Sammlung der Entscheidungen des Schweizerischen Bundesgerichts
Collection des arrêts du Tribunal fédéral suisse
Raccolta delle decisioni del Tribunale federale svizzero

BGE 86 II 340



86 II 340

53. Urteil der II. Zivilabteilung vom 7. Oktober 1960 i.S. Ember gegen
Schaffner. Regeste

    Anfechtung der Enterbung wegen Unrichtigkeit der Grundangabe (Art. 479
Abs. 2 ZGB). Natur der Klage. Passivlegitimation des Willensvollstreckers?

    Herabsetzungsklage; Verjährung (Art. 533 ZGB). Verjährung oder
Verwirkung? (Frage offen gelassen). Die Fristen des Art. 533 ZGB können nur
durch Einleitung der Klage gewahrt werden. Die Vorschriften von Art. 137
Abs. 1 und Art. 139 Abs. 1 OR, die eine Verjährung während des Prozesses
zulassen, sind auf die Herabsetzungsklage nicht anwendbar.

Sachverhalt

    A.- Hieronymus Georg Schaffner, der seine erste Frau durch den
Tod verloren und im Jahre 1940 mit Johanna geb.

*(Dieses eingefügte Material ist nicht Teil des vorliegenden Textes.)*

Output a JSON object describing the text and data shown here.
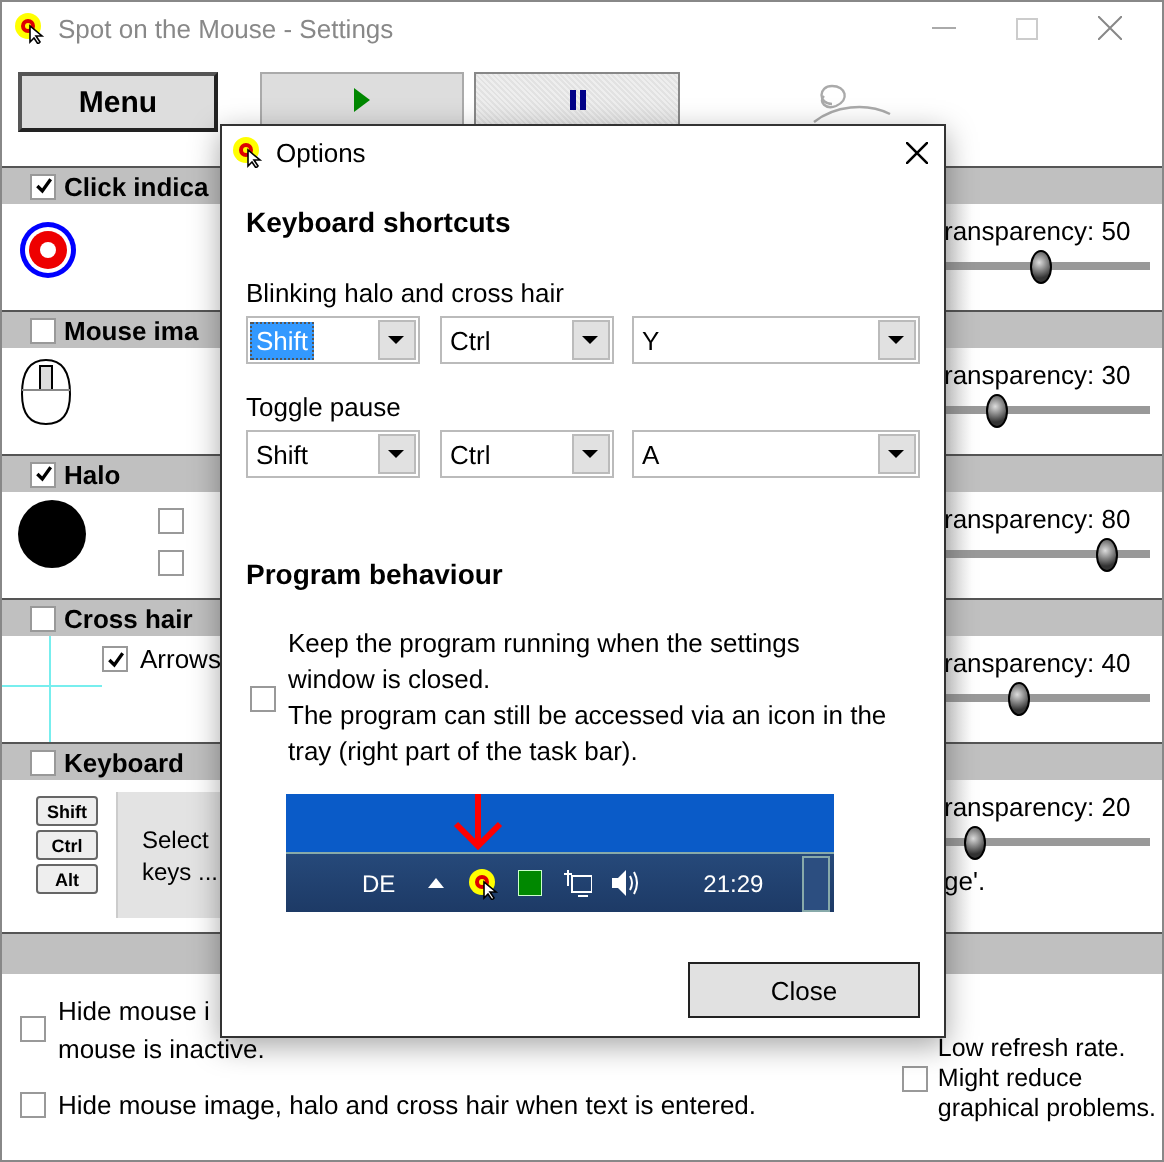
{
  "window": {
    "title": "Spot on the Mouse - Settings"
  },
  "toolbar": {
    "menu_button": "Menu",
    "pause_pressed": true
  },
  "sections": [
    {
      "kind": "click",
      "title": "Click indica",
      "checked": true,
      "transparency": "ransparency: 50",
      "level": 0.5
    },
    {
      "kind": "mouse",
      "title": "Mouse ima",
      "checked": false,
      "transparency": "ransparency: 30",
      "level": 0.3
    },
    {
      "kind": "halo",
      "title": "Halo",
      "checked": true,
      "options": [
        {
          "checked": false
        },
        {
          "checked": false
        }
      ],
      "transparency": "ransparency: 80",
      "level": 0.8
    },
    {
      "kind": "crosshair",
      "title": "Cross hair",
      "checked": false,
      "options": [
        {
          "label": "Arrows",
          "checked": true
        }
      ],
      "transparency": "ransparency: 40",
      "level": 0.4
    },
    {
      "kind": "keyboard",
      "title": "Keyboard",
      "checked": false,
      "keys": [
        "Shift",
        "Ctrl",
        "Alt"
      ],
      "select_button": "Select\nkeys ...",
      "transparency": "ransparency: 20",
      "level": 0.2,
      "note": "ge'."
    }
  ],
  "bottom": {
    "options": [
      {
        "label": "Hide mouse i\nmouse is inactive.",
        "checked": false
      },
      {
        "label": "Hide mouse image, halo and cross hair when text is entered.",
        "checked": false
      }
    ],
    "refresh": {
      "label": "Low refresh rate.\nMight reduce\ngraphical problems.",
      "checked": false
    }
  },
  "dialog": {
    "title": "Options",
    "shortcuts": {
      "heading": "Keyboard shortcuts",
      "groups": [
        {
          "label": "Blinking halo and cross hair",
          "fields": [
            {
              "value": "Shift",
              "focused": true
            },
            {
              "value": "Ctrl",
              "focused": false
            },
            {
              "value": "Y",
              "focused": false
            }
          ]
        },
        {
          "label": "Toggle pause",
          "fields": [
            {
              "value": "Shift",
              "focused": false
            },
            {
              "value": "Ctrl",
              "focused": false
            },
            {
              "value": "A",
              "focused": false
            }
          ]
        }
      ]
    },
    "behaviour": {
      "heading": "Program behaviour",
      "keep_running": {
        "checked": false,
        "label": "Keep the program running when the settings window is closed.\nThe program can still be accessed via an icon in the tray (right part of the task bar)."
      },
      "taskbar": {
        "language": "DE",
        "clock": "21:29"
      }
    },
    "close_button": "Close"
  }
}
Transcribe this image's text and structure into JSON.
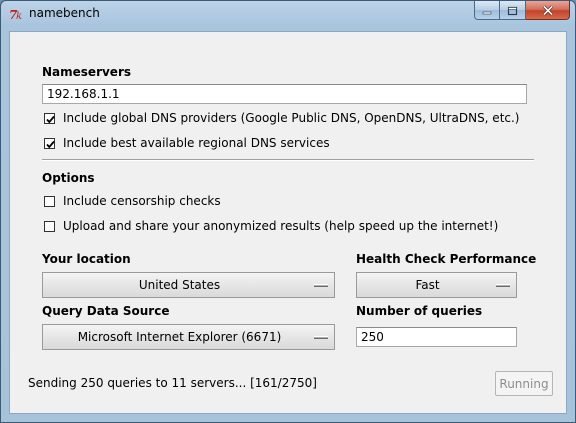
{
  "window": {
    "title": "namebench",
    "app_icon": "tk-feather-icon",
    "caption_buttons": [
      "minimize-icon",
      "maximize-icon",
      "close-icon"
    ]
  },
  "nameservers": {
    "heading": "Nameservers",
    "value": "192.168.1.1",
    "include_global": {
      "label": "Include global DNS providers (Google Public DNS, OpenDNS, UltraDNS, etc.)",
      "checked": true
    },
    "include_regional": {
      "label": "Include best available regional DNS services",
      "checked": true
    }
  },
  "options": {
    "heading": "Options",
    "censorship": {
      "label": "Include censorship checks",
      "checked": false
    },
    "upload": {
      "label": "Upload and share your anonymized results (help speed up the internet!)",
      "checked": false
    }
  },
  "location": {
    "heading": "Your location",
    "selected": "United States"
  },
  "health_check": {
    "heading": "Health Check Performance",
    "selected": "Fast"
  },
  "query_source": {
    "heading": "Query Data Source",
    "selected": "Microsoft Internet Explorer (6671)"
  },
  "num_queries": {
    "heading": "Number of queries",
    "value": "250"
  },
  "status": {
    "text": "Sending 250 queries to 11 servers... [161/2750]",
    "button_label": "Running",
    "button_enabled": false
  },
  "colors": {
    "titlebar": "#a9c5de",
    "client_bg": "#f0f0f0",
    "close_button": "#c2442a",
    "disabled_text": "#8d8d8d"
  }
}
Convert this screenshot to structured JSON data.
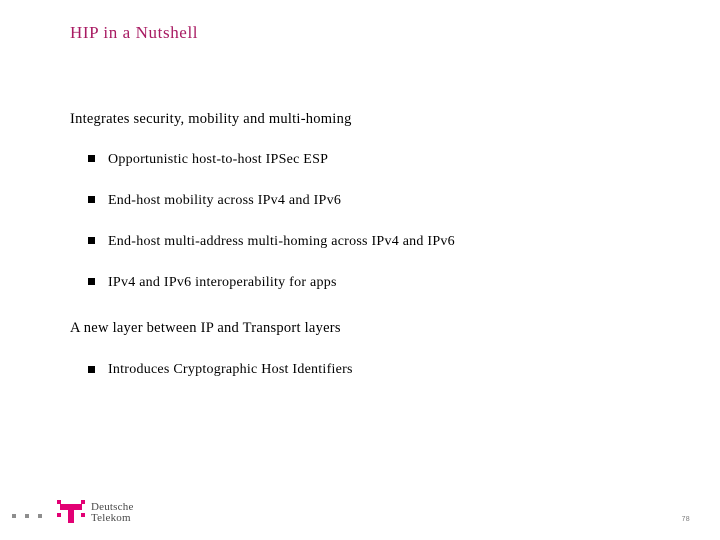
{
  "slide": {
    "title": "HIP in a Nutshell",
    "title_color": "#a81a62",
    "background_color": "#ffffff",
    "text_color": "#000000",
    "page_number": "78"
  },
  "sections": [
    {
      "heading": "Integrates security, mobility and multi-homing",
      "bullets": [
        "Opportunistic host-to-host IPSec ESP",
        "End-host mobility across IPv4 and IPv6",
        "End-host multi-address multi-homing across IPv4 and IPv6",
        "IPv4 and IPv6 interoperability for apps"
      ]
    },
    {
      "heading": "A new layer between IP and Transport layers",
      "bullets": [
        "Introduces Cryptographic Host Identifiers"
      ]
    }
  ],
  "footer": {
    "logo": {
      "brand_line_1": "Deutsche",
      "brand_line_2": "Telekom",
      "mark_color": "#e20074",
      "dot_color": "#8e8e8e",
      "dot_count": 3
    }
  }
}
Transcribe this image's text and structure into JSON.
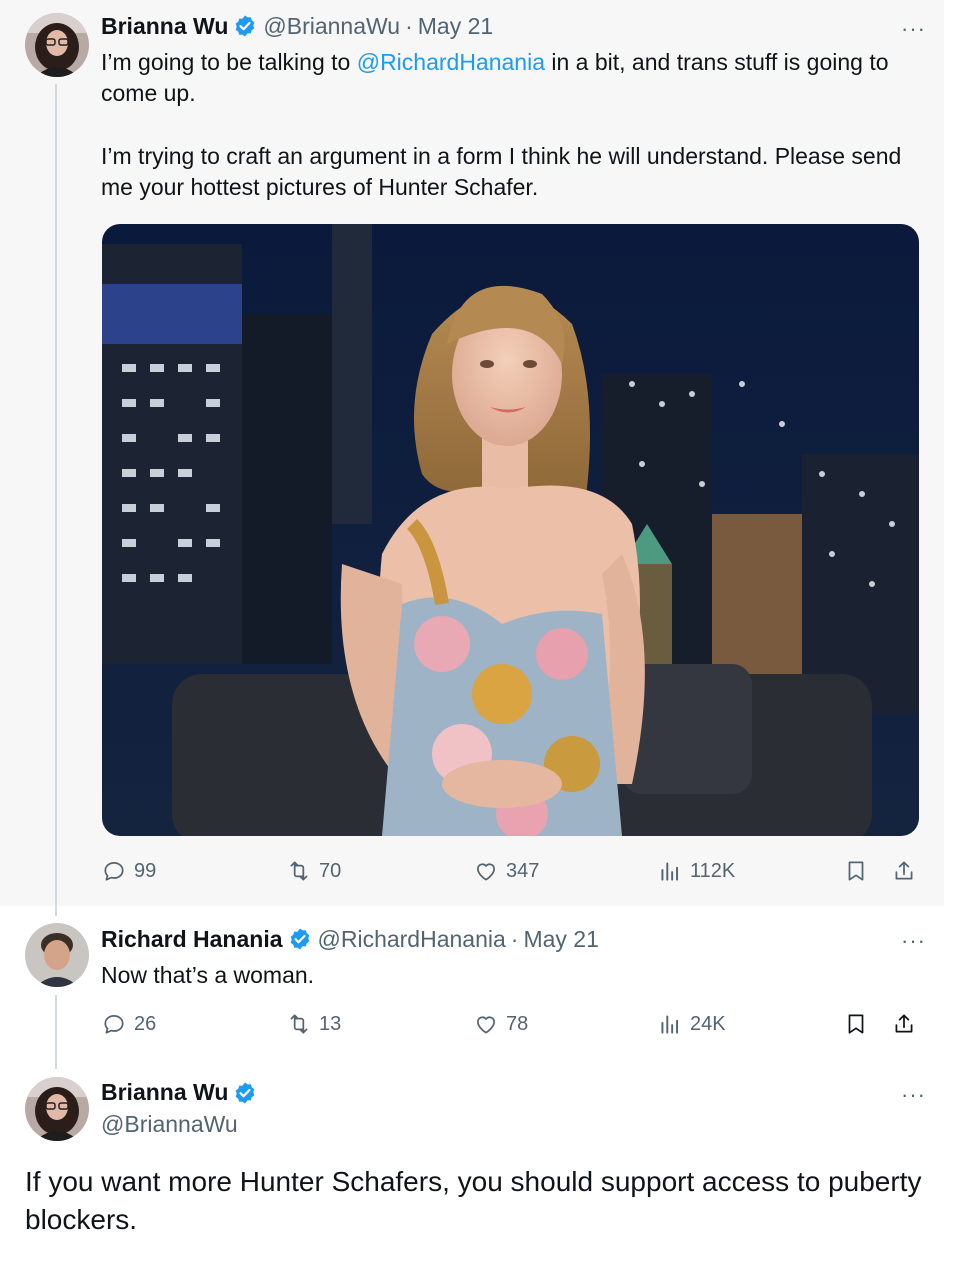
{
  "tweet1": {
    "name": "Brianna Wu",
    "handle": "@BriannaWu",
    "separator": "·",
    "date": "May 21",
    "more": "···",
    "line1_pre": "I’m going to be talking to ",
    "line1_mention": "@RichardHanania",
    "line1_post": " in a bit, and trans stuff is going to come up.",
    "paragraph2": "I’m trying to craft an argument in a form I think he will understand.  Please send me your hottest pictures of Hunter Schafer.",
    "replies": "99",
    "retweets": "70",
    "likes": "347",
    "views": "112K"
  },
  "tweet2": {
    "name": "Richard Hanania",
    "handle": "@RichardHanania",
    "separator": "·",
    "date": "May 21",
    "more": "···",
    "text": "Now that’s a woman.",
    "replies": "26",
    "retweets": "13",
    "likes": "78",
    "views": "24K"
  },
  "tweet3": {
    "name": "Brianna Wu",
    "handle": "@BriannaWu",
    "more": "···",
    "text": "If you want more Hunter Schafers, you should support access to puberty blockers."
  },
  "icons": {
    "reply": "reply-icon",
    "retweet": "retweet-icon",
    "like": "heart-icon",
    "views": "views-icon",
    "bookmark": "bookmark-icon",
    "share": "share-icon",
    "verified": "verified-badge-icon"
  },
  "colors": {
    "link": "#1d9bf0",
    "secondary_text": "#536471",
    "primary_text": "#0f1419",
    "highlight_bg": "#f7f7f7"
  }
}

Probst eine zweite
Ehe geschlossen hatte, errichtete am 21. Juni 1951 und 4. Juni 1952
letztwillige Verfügungen, mit denen er seine Tochter aus erster Ehe, Frieda
Ember-Schaffner, zur Alleinerbin einsetzte, seine Ehefrau enterbte und
Maximilian Ember, einen Sohn von Frieda Ember, zum Willensvollstrecker
ernannte. Am 8. Dezember 1952 starb er. Seine gesetzlichen Erben sind
seine Witwe und seine Tochter.

    B.- Am 19. Mai 1953 leitete Frau Johanna Schaffner gegen Frau
Frieda Ember beim Bezirksgericht Zürich Klage ein mit dem Begehren, die
letztwilligen Verfügungen des Erblassers seien "gänzlich, eventuell in
bezug auf die Enterbung der Klägerin" für rechtsungültig zu erklären
und demgemäss sei "die Klägerin als gesetzliche Erbin im Sinne des
Art. 462 ZGB anzuerkennen". Sie machte geltend, der Erblasser sei bei
Errichtung der angefochtenen Verfügungen nicht urteilsfähig gewesen;
auf jeden Fall aber sei ihre Enterbung unbegründet. Die Beklagte erhob
in erster Linie die Einrede, die Klage müsse schon deshalb abgewiesen
werden, weil sie nur gegen sie als die einzige Erbin, nicht auch gegen
den Willensvollstrecker gerichtet sei. Im übrigen bestritt sie die
Urteilsunfähigkeit des Erblassers und behauptete, die Enterbung der
Klägerin sei gerechtfertigt. Das Bezirksgericht erklärte mit Urteil
vom 14. Dezember 1956 die letztwilligen Verfügungen des Erblassers für
ungültig, "soweit durch sie die Klägerin enterbt wird", und stellte fest,
die Klägerin sei gesetzliche Erbin im Sinne von Art. 462 ZGB. Im übrigen
wies es die Klage ab.

    C.- Vor dem Obergericht des Kantons Zürich (II.  Zivilkammer),
an das beide Parteien appellierten, fand am 29. Oktober 1957 die
Appellationsverhandlung statt. Im Anschluss daran beschloss das
Obergericht, die Urteilsberatung zu verschieben. Dann ruhte der vorliegende
Prozess, ohne förmlich sistiert worden zu sein, mehr als ein Jahr lang,
weil der zwischen den nämlichen Parteien hängige Abrechnungsprozess
(vgl. BGE 86 II 335 hievor), in welchem zum Teil die gleichen Tatsachen
und die gleichen Akten eine Rolle spielten wie im vorliegenden Prozess
und den das Obergericht deshalb zusammen mit diesem erledigen wollte,
noch nicht spruchreif war.

    Mit Eingabe vom 31. Oktober 1958 stellte die Beklagte den Antrag,
die Klage sei in Anwendung von Art. 533 und 521 ZGB sowie Art. 137 und
Art. 138 Abs. 1 OR wegen Verjährung abzuweisen, weil seit der Verhandlung
vom 29. Oktober 1957 weder eine gerichtliche Handlung der Parteien noch
eine Verfügung oder Entscheidung des Richters erfolgt sei.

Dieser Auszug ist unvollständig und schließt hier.